Yobazlık, bağnazlık, irtica kanser gibi yayıldı. Cemaatleri, tarikatları baş tacı ettiniz. Taleplerini kendinize görev ediniyorsunuz. Anıtkabir’in yolunu bilmeyen çakma şeyhülislamınız bir gün New York’ta, ertesi gün Saraybosna’da, başka bir gün Paris’te. Fetvalar veriyor “Baldız helal” diye. “Karını sms’le boşayabilirsin” diyor sitesinde.
İşe alımlarda yandaşları kayırıyorsunuz. Yazılı sınavlarda en yüksek puanları da almış olsalar mülakatlarda eleniyor sizden olmayanlar.
Hiçbir yerde liyakati gözetmiyorsunuz. Bakan atarken bile. Soylu’nun içişlerine, Çavuşoğlu’nun dışişlerine baktığı bir ülke oldu burası… Ekonomi Nebati’ye, Adalet Bozdağ’a emanet! Yimpaş’çı da muavin…
Terlikçiyi, rüşvetçiyi büyükelçi, emir erlerinizi vali yaptınız. Cumhuriyetin bütün kurumlarını bozdunuz, soysuzlaştırdınız.
Pis siyaset, çirkin siyaset yapıyorsunuz. Muhalefete mensup belediye başkanlarını baltalamak için elinizden geleni ardınıza koymuyorsunuz. Çamur atıyorsunuz. İftira atıyorsunuz. Topladıkları yardım paralarına el koyuyorsunuz. Buldukları dış kredileri onaylamıyorsunuz. Projelerine taş koyuyorsunuz.
Yoksullaşıyoruz. Her geçen gün tabağımızdan bir lokma eksiliyor. Çocuklarımız yeterli beslenemiyor, boyları uzamıyor. İnsanımız çürük çarık topluyor pazar çöplüklerinden.
Okula giden çocuğuna 20 lira harçlık bile veremiyor çoğumuz. Beslenme çantaları boş yavrularımızın. En fazla bir havuç, belki bir salatalık…
İnsanlar elektrik, su, doğal gaz faturalarının altında eziliyorlar. Eti, balığı, tavuğu unuttular. Kuru fasulye bile lüks oldu.
“Enflasyon sebep, açlık sonuç” diye feryat ediyor insanımız. Ülkeyi bir ekonomist idare ediyor diye şükür mü etsinler?
Gençler yarınından umudunu kesti. Doktorlar kaçıyorlar sıra sıra. Mühendislerimiz, bilim insanlarımız, bütün parlak beyinlerimiz kapağı yurt dışına atma derdinde. Onları gönderiyor, çoban ithal ediyoruz.
Mültecilerle doldurdunuz Türkiye’yi. Üç milyon mu, beş milyon mu, dokuz milyon mu belli değil. Geldiler ve gitmeyecekler.

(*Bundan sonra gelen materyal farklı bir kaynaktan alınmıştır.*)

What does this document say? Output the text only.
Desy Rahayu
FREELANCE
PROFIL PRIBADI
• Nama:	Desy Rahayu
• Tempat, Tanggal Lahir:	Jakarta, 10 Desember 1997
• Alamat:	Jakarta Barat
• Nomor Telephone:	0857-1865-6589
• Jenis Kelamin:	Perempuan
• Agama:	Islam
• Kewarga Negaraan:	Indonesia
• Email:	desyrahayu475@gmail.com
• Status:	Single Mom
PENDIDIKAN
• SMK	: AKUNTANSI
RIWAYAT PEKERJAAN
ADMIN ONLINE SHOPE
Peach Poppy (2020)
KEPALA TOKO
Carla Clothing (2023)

Konserleri, festivalleri yasaklıyorsunuz. “Yaşam tarzımıza karışıyorsunuz” dendiğinde “Bu kararlar yaşam tarzına müdahale değil aksine vatandaşlarımızın yaşam tarzını ve güvenliğini korumak için alındı” diyor bakanınız pişkin pişkin.
İş cinayetlerinde dünya şampiyonu yaptınız ülkemizi. İnşaatlarda, tersanelerde, madenlerde can veriyor işçiler. “Kaderdir”. “Kader planıdır”. “Fıtrattır”. “Bunlar hep olacaktır” diyorsunuz, “Bunlar bir daha olmayacak” sözünü bekleyen vatandaşa.
Uyuşturucu kaplamış ülkeyi baştan başa. Haftada 5 bin satıcı veya imalatçı yakaladığınızı söylüyorsunuz. Yalansa çok ayıp. Doğruysa çok vahim.
Kıyıları, ormanları, yeşil alanları talan ediyor, yandaşlarınıza peşkeş çekiyorsunuz. Üç kuruşluk altın için, kömür için ormanı, zeytinliği katlediyorsunuz. Geleceğimizi yok ediyorsunuz.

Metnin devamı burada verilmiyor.